What will make the most sense after a workout? The fat versus sugar question has been debated over the years and yet we don’t fully understand it. Way back when I started my cooking career, I worked at a beautiful health spa where everything had to be low fat.   It was common to suggest bagels, as long as there was no cream cheese on them. One of the favourite dessert options was meringue because it had zero fat. Somehow, the sugar didn’t seem to be a culprit.
 
After all the research and many debates I conclude that we need to go back to what our body requires. It is a simple equation of balance of protein, carbohydrates and fats. Dah, we’ve heard that a million times, you might be thinking. I know but why do we continue to search for low calorie, low fat processed food instead of eating an apple? An apple grows on a tree, it’s easy to store in a desk drawer and you eat it exactly the way it grew on a that tree, more or less. 
 
After you’ve had a great workout, if you give your body simple sugar – quick energy – it will start releasing insulin to properly process that sugar. Your energy level will rise sharply but then crash hard. It's key to try to maintain a moderate blood sugar level by eating smaller meals more often.  This also sends a message to the body not to store but to keep the engine running.

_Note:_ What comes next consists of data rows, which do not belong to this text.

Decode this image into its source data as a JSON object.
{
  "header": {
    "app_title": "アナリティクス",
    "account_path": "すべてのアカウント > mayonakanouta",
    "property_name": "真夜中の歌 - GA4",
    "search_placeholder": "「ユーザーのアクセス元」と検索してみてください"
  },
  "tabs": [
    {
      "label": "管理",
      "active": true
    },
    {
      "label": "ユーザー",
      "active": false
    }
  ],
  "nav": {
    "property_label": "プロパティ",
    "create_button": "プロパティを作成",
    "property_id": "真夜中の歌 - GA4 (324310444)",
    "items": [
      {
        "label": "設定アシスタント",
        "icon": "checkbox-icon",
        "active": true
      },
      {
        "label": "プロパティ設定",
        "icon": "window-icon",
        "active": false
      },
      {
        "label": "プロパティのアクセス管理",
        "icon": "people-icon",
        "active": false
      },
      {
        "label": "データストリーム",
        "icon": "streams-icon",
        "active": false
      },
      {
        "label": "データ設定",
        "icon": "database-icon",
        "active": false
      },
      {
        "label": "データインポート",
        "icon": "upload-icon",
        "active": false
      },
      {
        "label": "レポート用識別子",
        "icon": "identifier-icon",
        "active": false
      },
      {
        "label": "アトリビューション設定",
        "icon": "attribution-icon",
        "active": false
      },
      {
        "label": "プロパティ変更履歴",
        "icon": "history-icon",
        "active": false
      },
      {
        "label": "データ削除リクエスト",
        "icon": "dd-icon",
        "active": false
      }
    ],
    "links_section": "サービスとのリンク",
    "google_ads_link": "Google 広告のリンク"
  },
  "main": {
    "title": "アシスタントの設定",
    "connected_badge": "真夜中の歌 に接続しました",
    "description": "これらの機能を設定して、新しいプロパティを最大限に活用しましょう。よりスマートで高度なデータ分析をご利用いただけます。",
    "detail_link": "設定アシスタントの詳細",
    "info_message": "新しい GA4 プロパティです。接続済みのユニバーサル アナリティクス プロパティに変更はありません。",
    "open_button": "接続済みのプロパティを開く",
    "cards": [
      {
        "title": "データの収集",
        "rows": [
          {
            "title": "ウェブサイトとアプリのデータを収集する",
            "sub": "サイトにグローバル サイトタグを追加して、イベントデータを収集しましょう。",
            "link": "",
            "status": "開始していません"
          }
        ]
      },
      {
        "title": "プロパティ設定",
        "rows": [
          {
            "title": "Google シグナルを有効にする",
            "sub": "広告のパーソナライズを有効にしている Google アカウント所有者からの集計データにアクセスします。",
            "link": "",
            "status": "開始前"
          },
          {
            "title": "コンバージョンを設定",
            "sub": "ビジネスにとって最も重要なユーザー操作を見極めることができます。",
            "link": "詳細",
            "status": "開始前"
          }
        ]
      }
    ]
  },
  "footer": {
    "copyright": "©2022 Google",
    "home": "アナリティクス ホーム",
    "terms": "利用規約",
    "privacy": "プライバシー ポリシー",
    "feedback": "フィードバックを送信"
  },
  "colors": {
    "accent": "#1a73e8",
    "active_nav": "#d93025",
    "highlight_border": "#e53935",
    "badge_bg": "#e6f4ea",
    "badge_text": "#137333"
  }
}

The other problem with eating sugar is you will still be starving. So you’ll eat more than you would if you had a bowl of yogourt, with nuts and fruit – a perfect balance of protein, carbs and fat.
     
Oh and don’t get me started on the diet sodas! What is the purpose of that garbage? Yes, it has no calories but there is some evidence that the body behaves as though it is having sugar because of the sweet taste. It just keeps you craving more sweet flavours.
 
To summarize: Eat about 20- 30 lean protein, about 20 -25 % natural fats( nuts, olive oils , avocado etc.)  and 50- 60 % carbohydrates – not in the form of white /processed sugars or flours.  In short, the less processed the better. It’s better to eat a piece of multigrain toast with butter , than a breakfast bar, loaded with sugar and processed ingredients. If the thing can sit in your desk for 2 years and you can still eat it .   Don’t! If mould doesn’t like it , you should not either. 
 
And further more , the body needs fat for many of its functions but it does not need simple sugars. These are man made and our bodies are struggling to understand how to process the vats of sugar we eat every year. This is the most common cause of Type 2 Diabetes which is lifestyle induced. 
 
Sugar is definitely worse than fat. Just for the record.